И вот наконец ночью, не то на первое, не то на второе октября, новое чудо было готово. Кевенхюллер вышел из мастерской, держа его в руке. Это было непрерывно вращающееся колесо. При вращении спицы светились, излучая свет и тепло. Кевенхюллер изобрел солнце. Как только он вынес его из мастерской, ночной мрак рассеялся, зачирикали воробьи, а облака окрасились румянцем утренней зари.

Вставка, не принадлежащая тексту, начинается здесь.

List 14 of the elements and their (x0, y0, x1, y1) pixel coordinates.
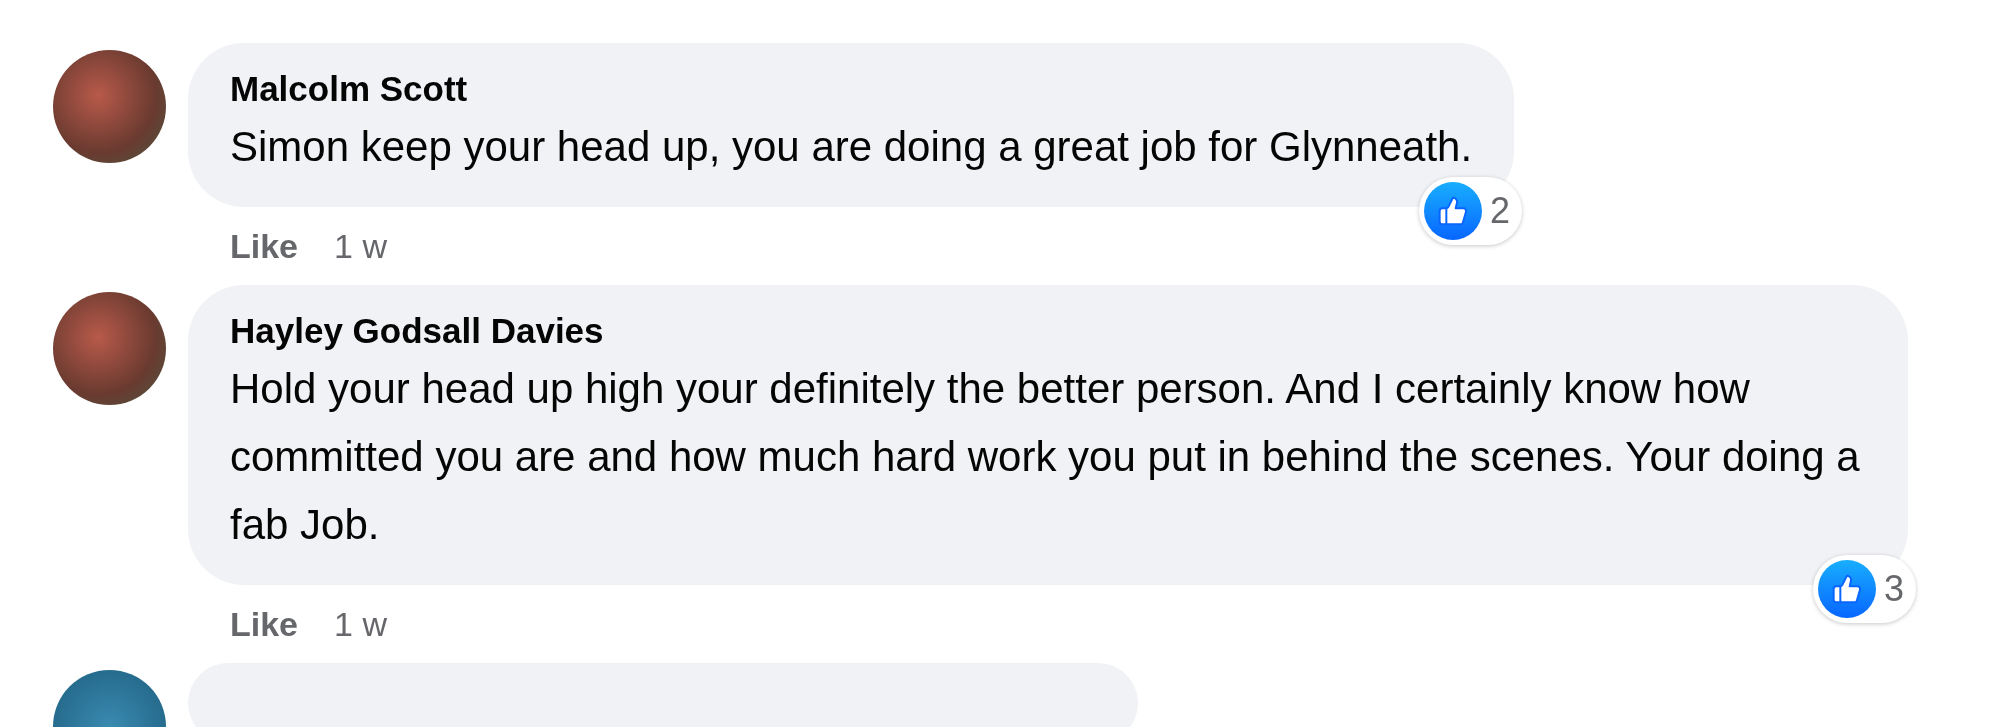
reaction-count[interactable]: 2 (1419, 177, 1523, 245)
comment-text: Simon keep your head up, you are doing a great job for Glynneath. (230, 122, 1473, 172)
reaction-number: 3 (1883, 568, 1904, 610)
like-icon (1424, 182, 1483, 240)
author-name[interactable]: Malcolm Scott (230, 65, 1473, 113)
comment-time[interactable]: 1 w (334, 604, 387, 644)
comment-text: Hold your head up high your definitely the better person. And I certainly know how committed you are and how much hard work you put in behind the scenes. Your doing a fab Job. (230, 364, 1861, 550)
reaction-count[interactable]: 3 (1812, 555, 1916, 623)
like-link[interactable]: Like (230, 604, 299, 644)
reaction-number: 2 (1490, 190, 1511, 232)
author-name[interactable]: Hayley Godsall Davies (230, 307, 1866, 355)
like-link[interactable]: Like (230, 226, 299, 266)
comment-time[interactable]: 1 w (334, 226, 387, 266)
like-icon (1817, 560, 1876, 618)
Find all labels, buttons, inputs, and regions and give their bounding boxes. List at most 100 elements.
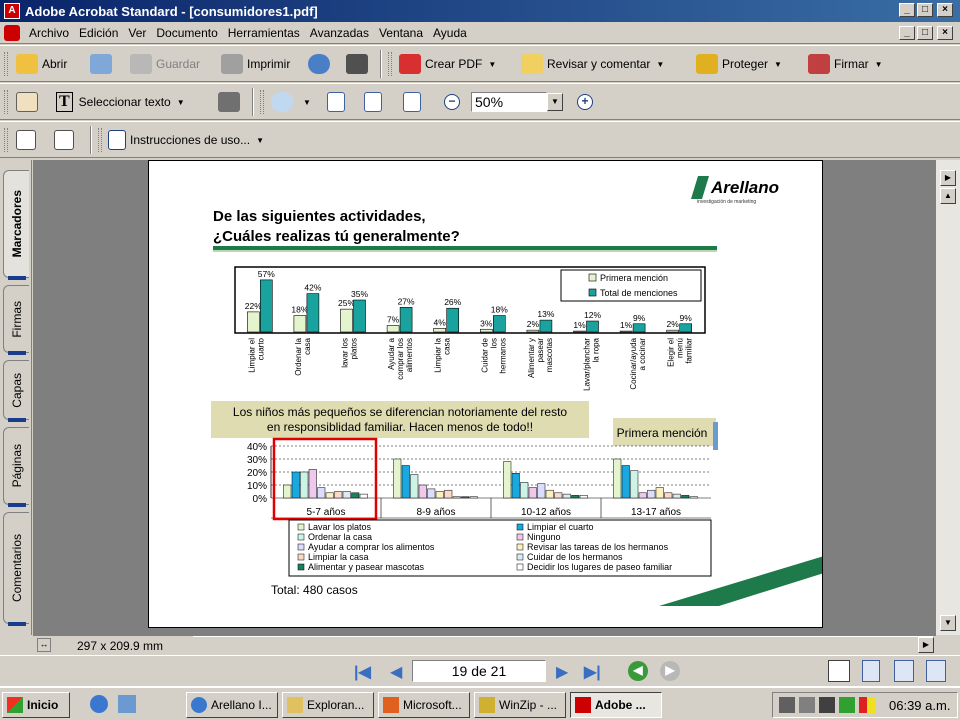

Это было самое чудесное изобретение. Теперь на земле не будет больше ни мрака, ни холода. При мысли об этом голова у него шла кругом. Дневное солнце будет по-прежнему всходить и садиться, но на закате дня тысячи тысяч его огненных колес зажгутся над землей, и нагретый воздух задрожит, как в жаркий летний день. Тогда люди будут снимать урожай под звездным небом в середине зимы, земляника и брусника будут алеть на лесных пригорках круглый год, а льду не удастся сковать реки и озера.

Теперь, когда чудесное изобретение готово, он создаст новую землю. Его огненное колесо станет шубой беднякам и солнцем для шахтеров. Оно даст движущую силу фабрикам, даст жизнь природе, принесет богатство и счастье человечеству. Но в то же самое время он сознавал, что все это лишь мечты, что лесовица ни за что не позволит ему сделать множество огненных колес. В порыве гнева, жаждая мщения, не помня себя, он решил, что должен убить ее.

Он пошел к господскому дому и поставил огненное колесо в передней под лестницей, вплотную к ней. Сделал он это для того, чтобы дом воспламенился и сгорел вместе с троллихой.

Потом он вернулся в мастерскую, сел и стал ждать, молча прислушиваясь. Вскоре на дворе послышались крики. Было ясно, что случилась беда.

Да, бегайте себе, кричите, бейте в набат! Теперь она сгорит, лесовица, которую вы укутали в шелка!

Быть может, она уже корчится в огне, мечется из комнаты в комнату, спасаясь от пламени? О, как славно, должно быть, горит зеленый шелк, как весело играют языки пламени гривой распущенных волос! Смелее, огонь, смелее, лови ее, жги ее! Ведьмы хорошо горят! Не бойся пламени ее заклинаний! Пусть себе горит! Иные по ее милости вынуждены всю жизнь гореть на медленном огне.

Звонят колокола, громыхают телеги, пожарные насосы подают воду с озера, изо всех деревень спешат люди. Слышатся крики, стон и приказания, рев бушующего пламени. Вот с громким треском рухнул потолок. Но Кевенхюллера ничто не тревожит. Он сидит на чурбане и потирает руки.

Но вот слышится страшный грохот; можно подумать, будто небо упало на землю.

— Свершилось! — восклицает он. — Теперь уж ей не спастись! Теперь она либо раздавлена балками, либо сгорела в огне! Свершилось!

Но внезапно его мозг пронзила мысль: чтобы избавиться от лесовицы, пришлось принести в жертву честь и могущество Экебю. Великолепные залы, видевшие столько веселья, комнаты, хранившие радость воспоминаний, столы, гнущиеся под тяжестью обильных яств, дорогая старинная мебель, серебро и фарфор — всего этого не вернуть…

Он вскочил с громким криком. Его огненное колесо, его солнце, модель, от которой зависело счастье человечества… Неужто он сам поставил его под лестницей, чтобы вызвать пожар?

Кевенхюллер как бы взглянул на себя со стороны и окаменел от ужаса.

«Неужто я потерял рассудок? — спросил он себя. — Как мог я совершить подобное злодейство?»

В это самое мгновение запертая на замок дверь распахнулась, и в мастерскую вошла зеленая лесовица.

Она стояла на пороге, улыбающаяся, красивая. На ее зеленом платье не было ни пятнышка, ни соринки, пышные, густые волосы не пропитались дымом. Она была такой же, какой он юношей увидел ее на карлстадской площади, благоухающую ароматом диких лесов со звериным хвостом, волочившимся по земле.